Arpith Siromoney 💬

Babel-node, ES6, and how I finally used promises

I’ve been working on an SSE server and wanted to test how many connections it could accept. The eventsource library seemed like a simple way to create SSE clients, so I wrote a small nodejs app to create a bunch of connections to a channel, send a message and print ‘WORKS’ if they all got it. You can run it by cloning the repo ($ git clone https://github.com/arpith/sse-test) and then, in the directory, running $ babel-node main.js

    
    var EventSource = require('eventsource');
    var request = require('request');

process.env lets you read environment variables, in this case a maximum number of clients, a token (for the POST request to the SSE server) and a URL for the server.

    
    var maxClientCount = process.env.CLIENT_COUNT;
    var token = process.env.TOKEN;
    var satelliteUrl = process.env.SATELLITE_URL + "/broadcast";

Defining a class in ES6 is pretty straightforward, writing a constructor method lets you initialise the object (this.es is the actual SSE client).


    class Client {
      constructor(url) {
        this.es = new EventSource(url);
      }
      receiveMessage(message) {
        return new Promise((resolve, reject) => {
          this.es.onmessage = (m => {if (m.data == message) resolve();});
        })
      }
      close() {
        this.es.close();
      }
    }


There are two things to note about receiveMessage(): one is the two arrow functions (i.e., ((arg1, arg2) => { statement;}) instead of function(arg1, arg2) { statement; }) that I’ve used, and the other is the Promise (read more) that it returns. The first arrow function (passed to the Promise object) is written this way so that the this in this.es.onmessage refers to the this of the class, while the second arrow function (assigned to this.es.onmessage) is just to keep things brief.

I used a promise so that I could do something when the client receives the sent message (or rather, when all the clients in the test do). A promise object takes a function that gets passed two functions as arguments, resolve and reject.

When things work out (in this case, one of the messages received by the eventsource object is the message we are interested in) call resolve() and the promise will resolve (and whatever you want to do next can take place).

reject is a function you can call if things don’t work out (and you want to pass on the error, for example). I’m not using it because eventsource clients conveniently retry connections, so an error isn’t really a failure. Skip to the end if you want to see how this promise (that we’re returning) is used.

I need a random string to use as the channel name:


    var randomString = function() {
      var crypto = require('crypto')
      , shasum = crypto.createHash('sha1');
      shasum.update(Math.random().toString());
      return shasum.digest('hex');
    }

And a random number of clients to try sending a message to:


    var randomClientCount = function() {
      return getRandomInt(1, maxClientCount);
    }

    var getRandomInt = function(min, max) {
      return Math.floor(Math.random() * (max - min)) + min;
    }

And here’s the actual test, where I create a bunch of clients and store them in an array, before using Promise.all to log “WORKS” if all the clients receive the message. Promise.all takes an array of promises, and returns a promise that has a then method that takes two functions, the first one to be called if Promise.all() resolves and a second one that will be called if it doesn’t (someone used reject()).

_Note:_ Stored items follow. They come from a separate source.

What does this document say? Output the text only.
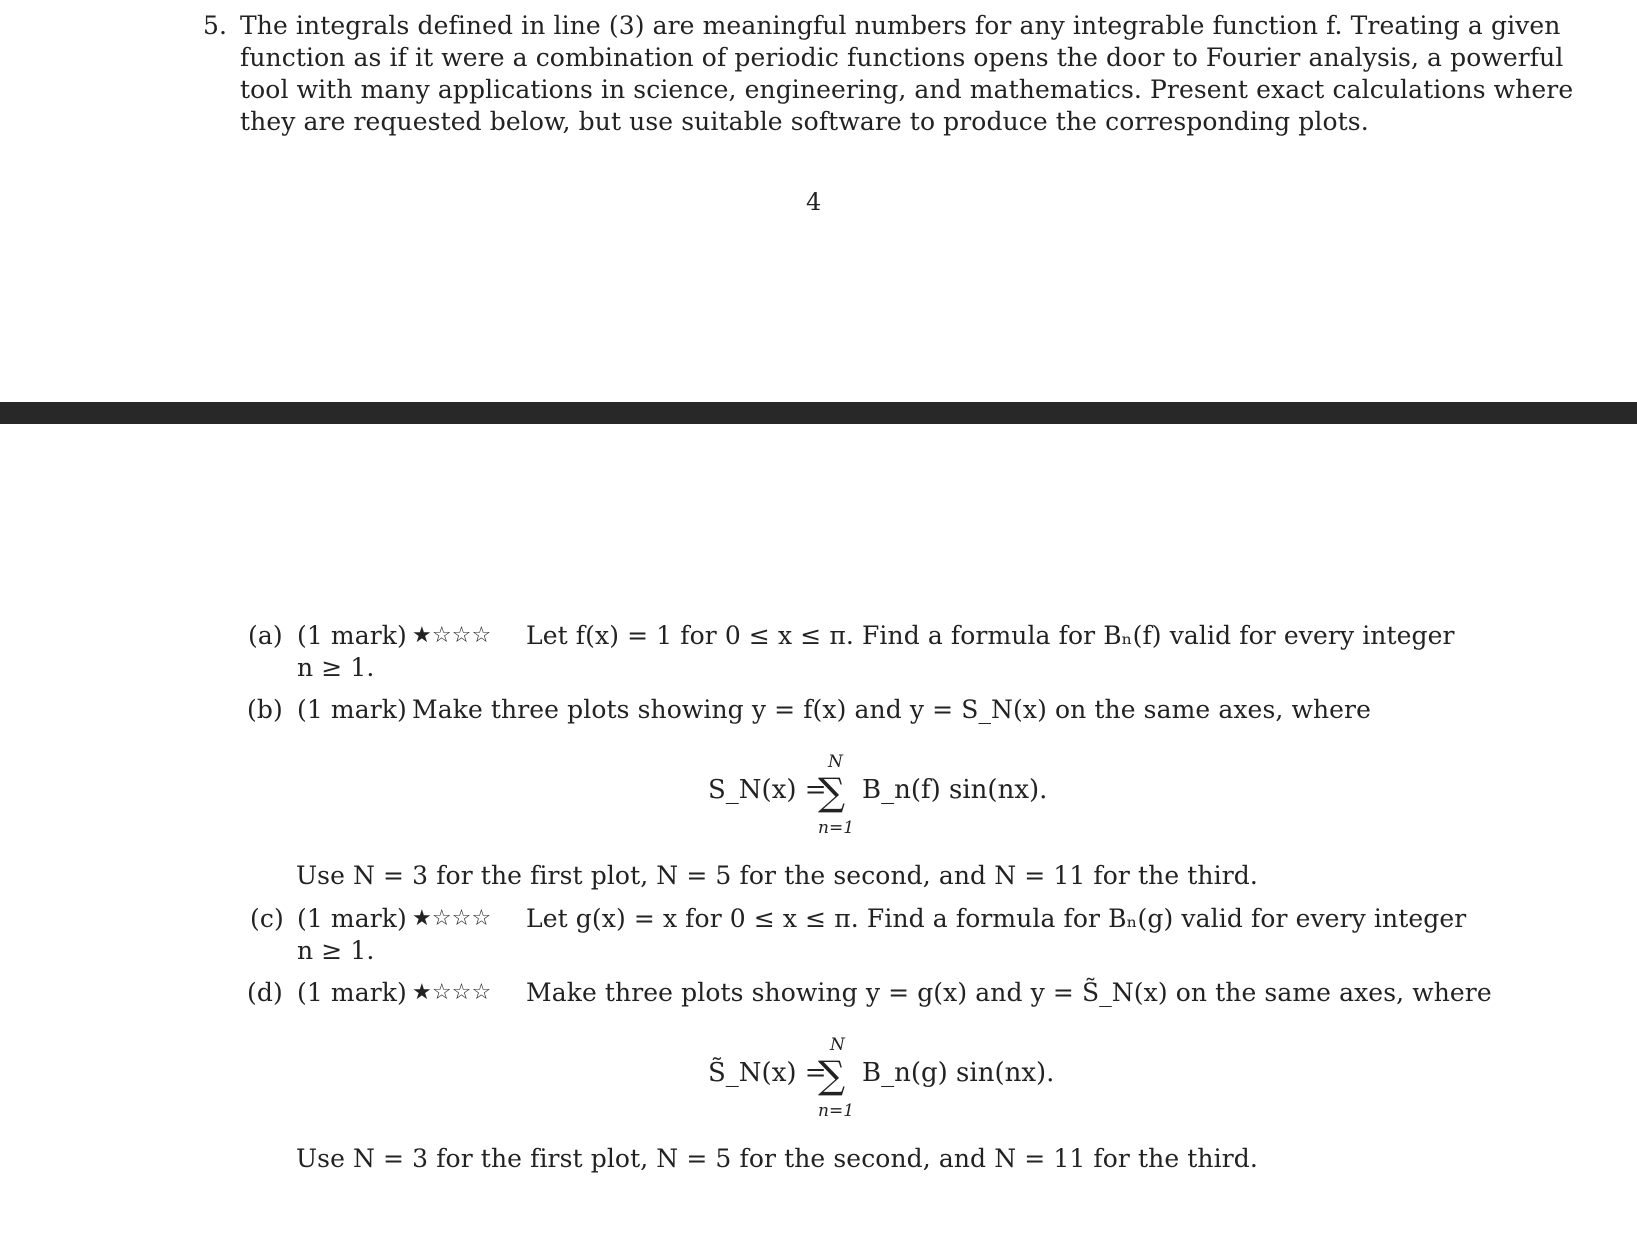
5. The integrals defined in line (3) are meaningful numbers for any integrable function f. Treating a given
function as if it were a combination of periodic functions opens the door to Fourier analysis, a powerful
tool with many applications in science, engineering, and mathematics. Present exact calculations where
they are requested below, but use suitable software to produce the corresponding plots.
4
(a) (1 mark) ★☆☆☆ Let f(x) = 1 for 0 ≤ x ≤ π. Find a formula for Bₙ(f) valid for every integer
n ≥ 1.
(b) (1 mark) Make three plots showing y = f(x) and y = S_N(x) on the same axes, where
S_N(x) =
N
∑
n=1
B_n(f) sin(nx).
Use N = 3 for the first plot, N = 5 for the second, and N = 11 for the third.
(c) (1 mark) ★☆☆☆ Let g(x) = x for 0 ≤ x ≤ π. Find a formula for Bₙ(g) valid for every integer
n ≥ 1.
(d) (1 mark) ★☆☆☆ Make three plots showing y = g(x) and y = S̃_N(x) on the same axes, where
S̃_N(x) =
N
∑
n=1
B_n(g) sin(nx).
Use N = 3 for the first plot, N = 5 for the second, and N = 11 for the third.
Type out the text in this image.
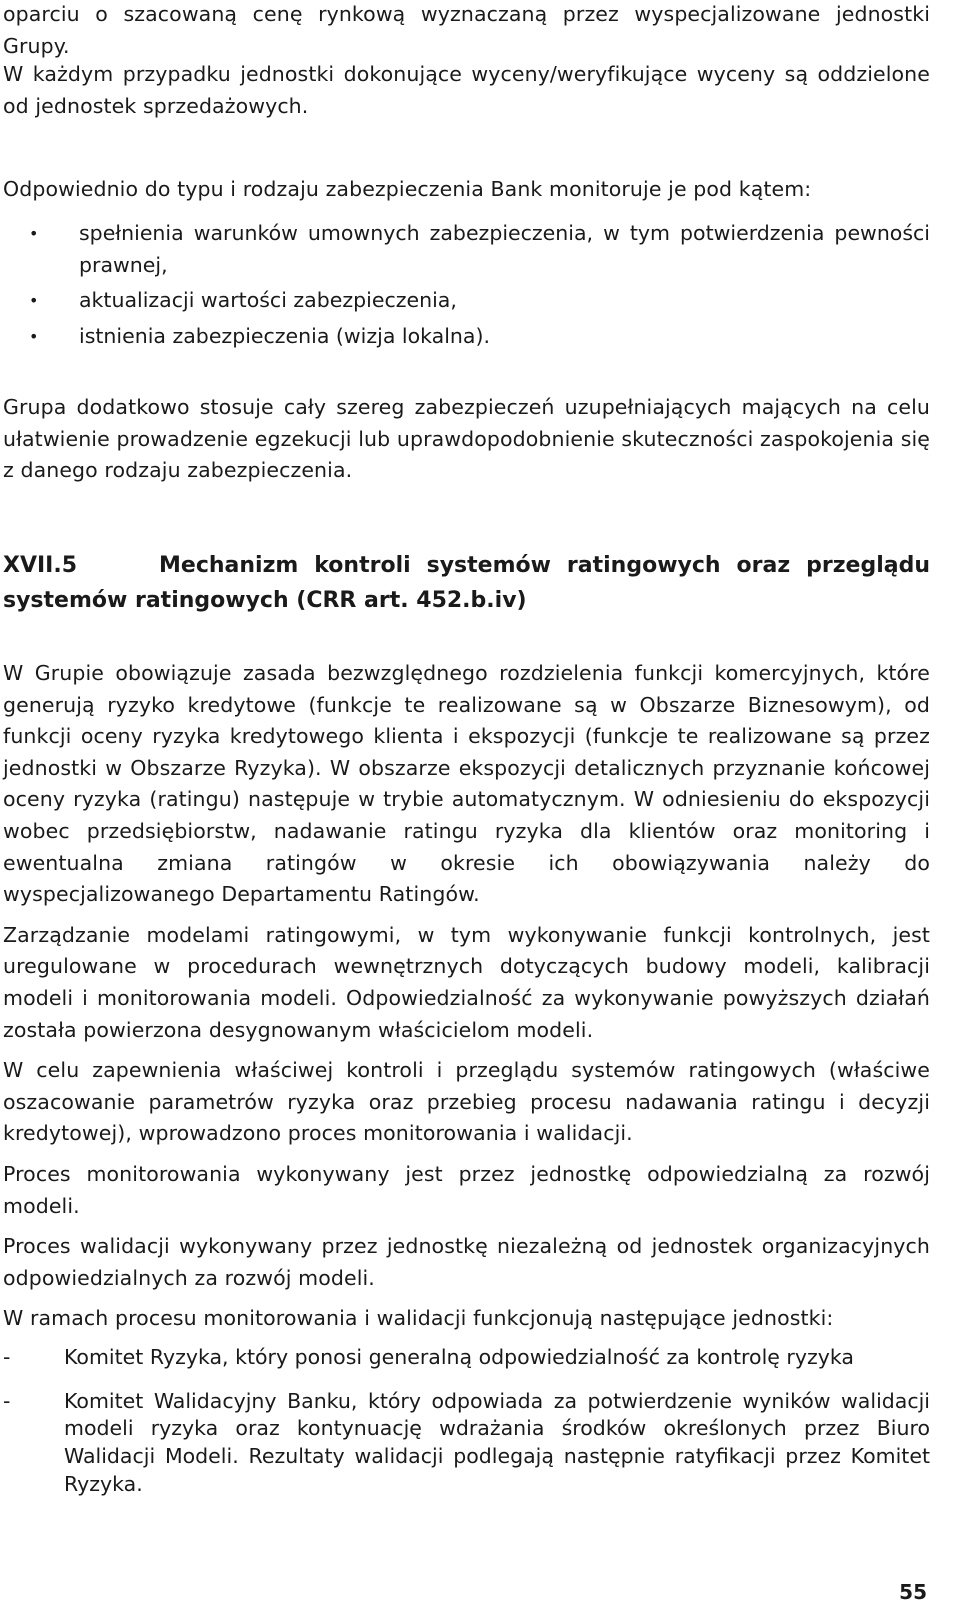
oparciu o szacowaną cenę rynkową wyznaczaną przez wyspecjalizowane jednostki Grupy.

W każdym przypadku jednostki dokonujące wyceny/weryfikujące wyceny są oddzielone od jednostek sprzedażowych.

Odpowiednio do typu i rodzaju zabezpieczenia Bank monitoruje je pod kątem:

• spełnienia warunków umownych zabezpieczenia, w tym potwierdzenia pewności prawnej,
• aktualizacji wartości zabezpieczenia,
• istnienia zabezpieczenia (wizja lokalna).

Grupa dodatkowo stosuje cały szereg zabezpieczeń uzupełniających mających na celu ułatwienie prowadzenie egzekucji lub uprawdopodobnienie skuteczności zaspokojenia się z danego rodzaju zabezpieczenia.

XVII.5	Mechanizm kontroli systemów ratingowych oraz przeglądu systemów ratingowych (CRR art. 452.b.iv)

W Grupie obowiązuje zasada bezwzględnego rozdzielenia funkcji komercyjnych, które generują ryzyko kredytowe (funkcje te realizowane są w Obszarze Biznesowym), od funkcji oceny ryzyka kredytowego klienta i ekspozycji (funkcje te realizowane są przez jednostki w Obszarze Ryzyka). W obszarze ekspozycji detalicznych przyznanie końcowej oceny ryzyka (ratingu) następuje w trybie automatycznym. W odniesieniu do ekspozycji wobec przedsiębiorstw, nadawanie ratingu ryzyka dla klientów oraz monitoring i ewentualna zmiana ratingów w okresie ich obowiązywania należy do wyspecjalizowanego Departamentu Ratingów.

Zarządzanie modelami ratingowymi, w tym wykonywanie funkcji kontrolnych, jest uregulowane w procedurach wewnętrznych dotyczących budowy modeli, kalibracji modeli i monitorowania modeli. Odpowiedzialność za wykonywanie powyższych działań została powierzona desygnowanym właścicielom modeli.

W celu zapewnienia właściwej kontroli i przeglądu systemów ratingowych (właściwe oszacowanie parametrów ryzyka oraz przebieg procesu nadawania ratingu i decyzji kredytowej), wprowadzono proces monitorowania i walidacji.

Proces monitorowania wykonywany jest przez jednostkę odpowiedzialną za rozwój modeli.

Proces walidacji wykonywany przez jednostkę niezależną od jednostek organizacyjnych odpowiedzialnych za rozwój modeli.

W ramach procesu monitorowania i walidacji funkcjonują następujące jednostki:

-	Komitet Ryzyka, który ponosi generalną odpowiedzialność za kontrolę ryzyka
-	Komitet Walidacyjny Banku, który odpowiada za potwierdzenie wyników walidacji modeli ryzyka oraz kontynuację wdrażania środków określonych przez Biuro Walidacji Modeli. Rezultaty walidacji podlegają następnie ratyfikacji przez Komitet Ryzyka.
55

    var startTest = function () {
      var msg = 'PONG'
      var channelUrl = satelliteUrl+'/'+randomString();
      var clientCount = randomClientCount();
      var clients = [];
      
      for (let i=0; i<clientCount; i++) {
        clients.push(new Client(channelUrl));
      }
      
      Promise.all(clients.map(c => c.receiveMessage(msg)))
      .then(function(response) {
        console.log("WORKS for "+clientCount+" clients");
        clients.map(c => c.close());
      }, function(error) {
        //this function won't be called, we haven't used reject anywhere
      });
     request.post(channelUrl).form({'token':token,'message':msg});
    }

As mentioned earlier, all this is to be able to log when all clients have received the message that is now going to be POST’d. Now I just have to run test() every second or so.